El efecto,
cuando no hay una máxima exigencia de concentración para saber dónde poner un
pie tras otro, si caminas solo o si no hay conversación con quien te acompaña,
es el de sucesión de imágenes inconexas, a menudo informes, de nombres e ideas
sin entidad, antes de que la mente se quede en blanco y solo perciba las cosas
inmediatas que ocurren en la naturaleza, que asalta los sentidos sin orden: la
luz, el sonido, la temperatura, el sudor, las huellas, el declive, la rugosidad
del terreno, la vegetación o su falta, las formas que el cerebro trabaja sin
necesidad de que afloren a la conciencia, de modo que la marcha se convierte en
el medio y el fin.
No hay
belleza ni asombro ante el paisaje sino solo contraste entre lo gris y lo blanco, entre el
limpio azul y la negrura que toma cuerpo, si la conciencia no despierta al
comentario que lo afirma y constata.
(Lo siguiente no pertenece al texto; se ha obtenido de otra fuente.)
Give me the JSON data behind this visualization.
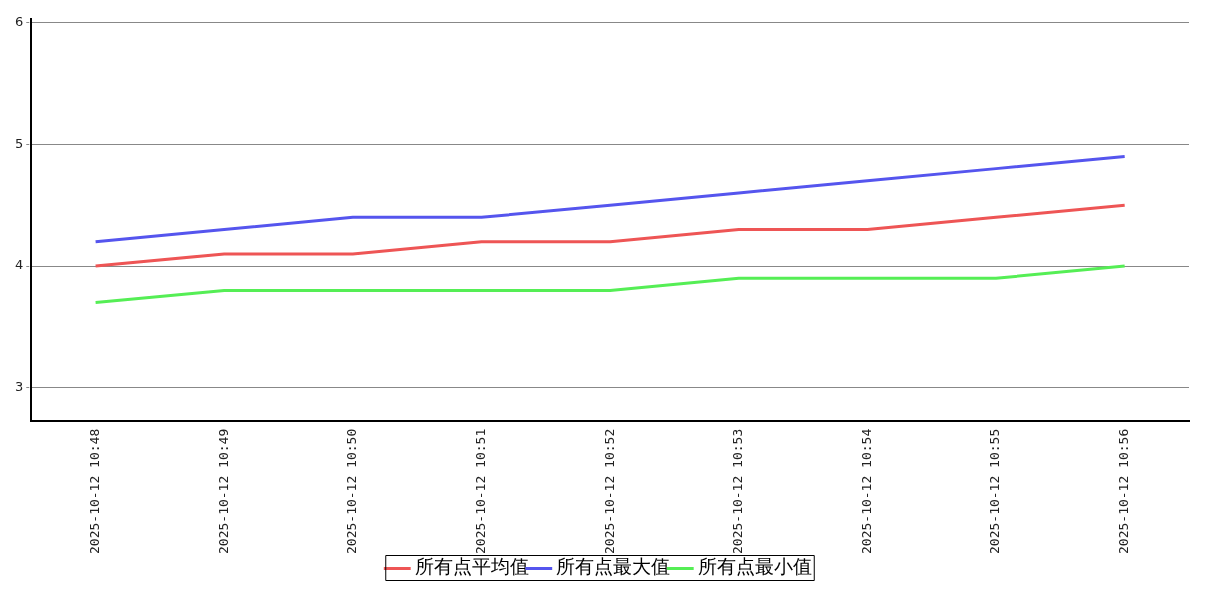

En lo alto de la montaña como en el llano
es propicia la bobería, lista para la exclamación y el encantamiento. La mejor
conversación es la que deja hablar al cansancio de los cuerpos, la sed, el
hambre, los surcos de sudor, la muda protesta del esfuerzo, el silencio
cómplice, la mirada puesta en la próxima cima o en la bajada larga, en su dureza y longitud.
La mente
calla, pero el cerebro sigue febril cuando el cuerpo toma el mando. Todo queda
en suspenso, las cosas dejadas en el llano, los problemas de la ciudad, esos
nubarrones que golpean como el rayo nada más enfilar la carretera de vuelta a
casa. Uno imagina la mejor compañera en el acompañante silencioso que asciende
y baja con la misma muda inconsciencia. Caminar, subir, tropezar, apartar las
ramas y las piedras, pisar: el tacto de los pies distinguiendo lo suave y lo
agudo, lo duro y lo quebrado, la tierra aplastada y el hueco oculto, lo rugoso
y lo resbaladizo, lo fijo y lo deslizante, más útil que los ojos o el oído.